Human immunodeficiency virus-seropositive women and -seronegative comparison women were enrolled in a cohort study and followed every 6 months from 1994 to 2006. Cervicovaginal lavage samples were tested for HPV types using polymerase chain reaction amplification with MY09/MY11 consensus primers followed by hybridization with consensus and HPV type-specific probes. Analyses were performed using generalized estimating equations.

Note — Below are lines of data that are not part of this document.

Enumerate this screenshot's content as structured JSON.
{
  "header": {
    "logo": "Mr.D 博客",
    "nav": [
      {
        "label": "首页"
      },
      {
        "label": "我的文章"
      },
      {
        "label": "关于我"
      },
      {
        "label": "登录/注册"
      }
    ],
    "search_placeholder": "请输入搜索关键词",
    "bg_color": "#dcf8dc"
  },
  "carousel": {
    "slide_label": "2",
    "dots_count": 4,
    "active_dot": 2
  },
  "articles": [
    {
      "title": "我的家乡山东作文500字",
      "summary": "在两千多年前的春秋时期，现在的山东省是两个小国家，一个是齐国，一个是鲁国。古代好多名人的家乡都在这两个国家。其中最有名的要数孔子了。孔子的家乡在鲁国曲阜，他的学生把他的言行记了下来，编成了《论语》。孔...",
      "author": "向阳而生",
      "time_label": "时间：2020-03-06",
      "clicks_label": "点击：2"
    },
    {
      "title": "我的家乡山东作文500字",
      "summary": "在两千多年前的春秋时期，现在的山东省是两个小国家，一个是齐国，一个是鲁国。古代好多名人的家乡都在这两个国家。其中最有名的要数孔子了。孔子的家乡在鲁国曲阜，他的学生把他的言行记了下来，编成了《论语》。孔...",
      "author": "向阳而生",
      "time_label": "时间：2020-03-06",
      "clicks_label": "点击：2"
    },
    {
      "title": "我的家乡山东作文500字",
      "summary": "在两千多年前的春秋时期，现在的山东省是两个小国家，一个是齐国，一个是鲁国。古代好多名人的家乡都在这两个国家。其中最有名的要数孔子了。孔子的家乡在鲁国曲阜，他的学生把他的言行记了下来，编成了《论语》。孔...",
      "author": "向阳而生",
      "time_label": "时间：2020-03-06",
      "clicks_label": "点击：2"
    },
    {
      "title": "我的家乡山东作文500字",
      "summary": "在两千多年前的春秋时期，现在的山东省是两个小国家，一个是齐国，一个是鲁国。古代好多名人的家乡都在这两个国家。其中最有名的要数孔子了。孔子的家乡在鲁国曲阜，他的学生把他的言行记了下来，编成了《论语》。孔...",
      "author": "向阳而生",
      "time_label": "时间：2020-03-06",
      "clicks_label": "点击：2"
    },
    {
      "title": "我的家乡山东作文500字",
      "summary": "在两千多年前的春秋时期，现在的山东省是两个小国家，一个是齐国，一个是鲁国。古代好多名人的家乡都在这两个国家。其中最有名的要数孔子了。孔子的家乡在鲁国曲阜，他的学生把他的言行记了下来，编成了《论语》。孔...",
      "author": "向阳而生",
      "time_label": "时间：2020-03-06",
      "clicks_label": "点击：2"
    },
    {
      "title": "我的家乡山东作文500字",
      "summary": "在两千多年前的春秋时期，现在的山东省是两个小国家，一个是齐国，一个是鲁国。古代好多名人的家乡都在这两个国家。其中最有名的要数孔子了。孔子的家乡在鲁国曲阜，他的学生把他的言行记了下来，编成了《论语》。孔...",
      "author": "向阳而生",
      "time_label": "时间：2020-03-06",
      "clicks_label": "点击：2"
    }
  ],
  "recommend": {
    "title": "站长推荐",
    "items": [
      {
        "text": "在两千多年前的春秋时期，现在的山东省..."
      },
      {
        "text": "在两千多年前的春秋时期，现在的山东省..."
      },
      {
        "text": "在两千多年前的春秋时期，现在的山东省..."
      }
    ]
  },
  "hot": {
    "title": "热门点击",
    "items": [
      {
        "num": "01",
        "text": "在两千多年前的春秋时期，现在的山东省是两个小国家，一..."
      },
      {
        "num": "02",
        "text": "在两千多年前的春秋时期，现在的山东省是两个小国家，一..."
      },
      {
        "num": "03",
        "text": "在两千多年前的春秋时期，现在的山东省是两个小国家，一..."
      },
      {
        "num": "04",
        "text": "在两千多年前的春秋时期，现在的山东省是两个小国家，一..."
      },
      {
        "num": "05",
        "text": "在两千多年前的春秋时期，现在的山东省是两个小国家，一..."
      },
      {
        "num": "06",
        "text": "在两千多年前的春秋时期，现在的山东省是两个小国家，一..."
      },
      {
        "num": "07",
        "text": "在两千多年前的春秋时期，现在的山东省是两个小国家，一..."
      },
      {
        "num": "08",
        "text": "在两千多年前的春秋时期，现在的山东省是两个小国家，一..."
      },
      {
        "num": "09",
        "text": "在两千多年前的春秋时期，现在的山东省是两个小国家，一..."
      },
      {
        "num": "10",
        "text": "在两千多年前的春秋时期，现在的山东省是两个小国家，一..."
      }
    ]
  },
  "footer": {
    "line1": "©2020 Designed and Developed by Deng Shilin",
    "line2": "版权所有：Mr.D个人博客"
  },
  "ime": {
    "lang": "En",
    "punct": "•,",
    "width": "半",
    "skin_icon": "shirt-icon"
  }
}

Multitype HPV infections were found in 594 (23%) of 2543 HIV-seropositive women and 49 (5%) of 895 HIV-seronegative women (P < 0.0001). Compared with HPV uninfected women, those with multiple concurrent HPV infections were more likely to be younger, nonwhite, and current smokers, with lower CD4 counts and HIV RNA levels. The average proportion of women with multitype HPV infections across visits was 21% in HIV-seropositive women and 3% in HIV-seronegative women (P <0.0001). Compared with infection with 1 oncogenic HPV type, multitype concurrent infection with at least 1 other HPV type at baseline did not measurably increase the risk of ever having cervical intraepithelial neoplasia 3+ detected during follow-up (odds ratio, 0.80; 95% confidence interval, 0.32–2.03, P = 0.65).


Concurrent multitype HPV infection is common in HIV-seropositive women and frequency rises as CD4 count declines, but multitype infection does not increase precancer risk.